I hate being the mommy bringing the screaming/crying child and pulling her little fingers off of my coat and running for the door.  What a bad mommy!!!
I hear her cries of "hold me" and melt.  Wimp.
So if I can't run outside in 8 degree weather and 12" of snow and can't go to the gym without Lil Miss giving me fits, I am stuck at home thinking I need to be running..... but not.
{I go round and round in circles on the track at the gym}
 
So now it is 9 weeks away and I am freaking out!!
I have been running the last 3 weeks on a schedule, but as life would have it I've been sick and the kids have been sick more than any other time in my life.  Of course. 
It hit me really hard when a week ago, I talking about going to Columbus for the race and my husband responded "you are running in it?"
Okay, my husband is usually sleeping when I go out running in the morning, but if he isn't seeing me dedicated into this training I have a problem. 
 
So I am putting this out there, because I am going to really kick it into gear. 
My only goal for this year was to run the whole thing, which I didn't do last year. 
NOW my goal is just to complete it like I did last year. 
Those are my expectations. 
Nothing spectacular but this girl is not a runner.

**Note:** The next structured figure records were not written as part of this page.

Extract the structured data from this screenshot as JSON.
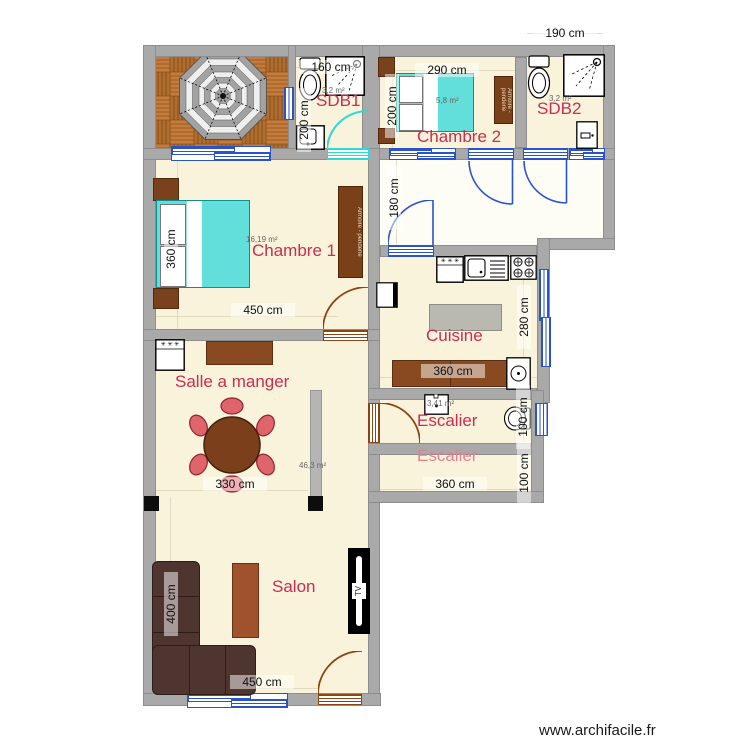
{
  "watermark": "www.archifacile.fr",
  "colors": {
    "floor": "#f8f3da",
    "wall": "#a9a9a9",
    "room_label": "#c92d52",
    "room_label_light": "#e28290",
    "door_blue": "#2a52cc",
    "door_brown": "#8b4513",
    "selection_cyan": "#2bd9d9",
    "bed_cyan": "#63dfdb",
    "wood": "#bd7637"
  },
  "rooms": {
    "sdb1": {
      "label": "SDB1",
      "area": "3,2 m²"
    },
    "chambre2": {
      "label": "Chambre 2",
      "area": "5,8 m²"
    },
    "sdb2": {
      "label": "SDB2",
      "area": "3,2 m²"
    },
    "chambre1": {
      "label": "Chambre 1",
      "area": "16,19 m²"
    },
    "cuisine": {
      "label": "Cuisine"
    },
    "salle_a_manger": {
      "label": "Salle a manger",
      "area": "46,3 m²"
    },
    "escalier1": {
      "label": "Escalier",
      "area": "3,41 m²"
    },
    "escalier2": {
      "label": "Escalier"
    },
    "salon": {
      "label": "Salon"
    }
  },
  "dimensions": {
    "sdb1_width": "160 cm",
    "sdb1_depth": "200 cm",
    "sdb2_width": "190 cm",
    "chambre2_width": "290 cm",
    "chambre2_bed": "200 cm",
    "hall_depth": "180 cm",
    "chambre1_depth": "360 cm",
    "chambre1_width": "450 cm",
    "cuisine_depth": "280 cm",
    "cuisine_width": "360 cm",
    "escalier1_depth": "100 cm",
    "salle_width": "330 cm",
    "escalier2_width": "360 cm",
    "escalier2_depth": "100 cm",
    "salon_depth": "400 cm",
    "salon_width": "450 cm"
  },
  "furniture": {
    "wardrobe_chambre1": "Armoire - penderie",
    "wardrobe_chambre2": "Armoire - penderie",
    "tv": "TV"
  },
  "icons": {
    "freezer_stars": "✳ ✳ ✳"
  }
}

I am a fat girl pretending I can run.
 
So the excuses stop now and I am doing this thing. 
The truth hurts that I am not where I want to be on this running journey so
I may need motivation and encouragement along the way because life is well, LIFE.
Let's see what I can do!!!
 


1 comment:

  1. You can do it mommy! Maybe Lily will like it better if Olivia is there with her. If it helps we can be there on Thursdays and Fridays!